Profil Ibrahim Sjarief Assegaf
Nama Ibrahim Sjarief Assegaf mungkin tidak kerap disebut di layar kaca atau media sosial, namun peran dan dedikasinya dalam dunia hukum Indonesia tidak dapat disepelekan.
Ia bukan hanya seorang profesional hukum berkaliber tinggi, tetapi juga merupakan salah satu figur sentral dalam pengembangan layanan hukum berbasis teknologi di Tanah Air.
Lahir di kota Surakarta pada tahun 1977, Ibrahim menapaki jalur akademiknya di Fakultas Hukum Universitas Indonesia.

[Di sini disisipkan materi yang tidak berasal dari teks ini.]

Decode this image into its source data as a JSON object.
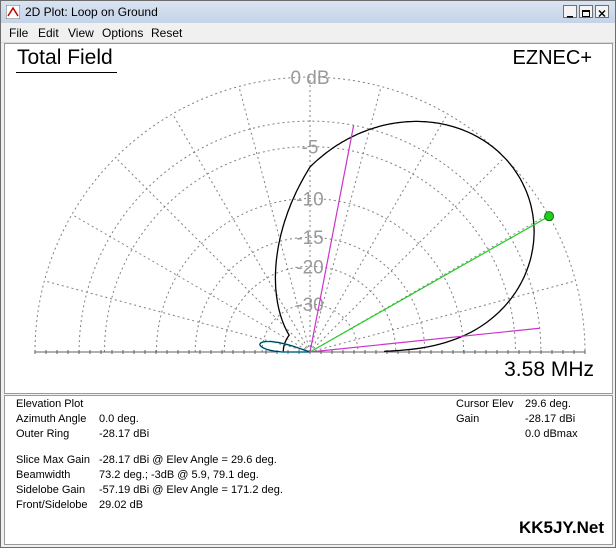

Tak berhenti di situ, ia kemudian melanjutkan pendidikannya ke Australia dan meraih gelar magister hukum dari University of Melbourne. Bekal akademik tersebut menjadi fondasi kuat untuk meniti karier di bidang hukum yang penuh tantangan dan dinamika.
Berkarier di dunia hukum korporat, Ibrahim mengembangkan kepakarannya dalam sektor keuangan dan perbankan, serta menangani berbagai kasus restrukturisasi dan kepailitan. Pengakuan atas keahliannya datang bukan hanya dari klien, tetapi juga dari komunitas hukum internasional.
Salah satunya, Asialaw Leading Lawyers sempat menyematkan predikat “Leading Lawyer” kepadanya pada tahun 2016. Di luar prestasi, Ibrahim dikenal sebagai pribadi yang rendah hati dan tak gemar tampil di media, meski bersuamikan salah satu jurnalis paling dikenal di Indonesia.
Kini, ia menjabat sebagai direktur di PT Justika Siar Public, sebuah platform layanan hukum digital yang bertujuan mempermudah akses masyarakat terhadap bantuan hukum. Selain itu, Ibrahim juga mendirikan dan memimpin firma hukum Assegaf Hamzah & Partners, yang sudah lama dikenal sebagai salah satu kantor hukum terdepan di Indonesia.
Dari sisi pribadi, kehidupan rumah tangga Ibrahim dan Najwa Shihab telah berlangsung harmonis sejak tahun 1997. Bersama sang istri, ia dikaruniai dua anak, meskipun salah satu buah hati mereka telah lebih dulu berpulang. Kendati keduanya disibukkan oleh pekerjaan masing-masing, mereka dikenal sebagai pasangan yang kompak dan saling mendukung.
Selain bergelut dengan dokumen hukum dan ruang sidang, Ibrahim juga dikenal memiliki minat dalam dunia olahraga, khususnya bersepeda, serta gemar membaca. Meski memiliki akun media sosial, ia tergolong jarang aktif dan lebih memilih menjaga kehidupan pribadinya tetap tenang dan jauh dari hiruk-pikuk digital.
Sebagai keturunan keluarga Assegaf yang memiliki akar nasab hingga Nabi Muhammad SAW, Ibrahim juga berasal dari garis keturunan Arab Quraisy-Bugis yang disegani. Tak hanya membawa nama besar, ia juga menjadikannya sebagai pijakan untuk menginspirasi generasi muda dalam meniti karier dengan integritas.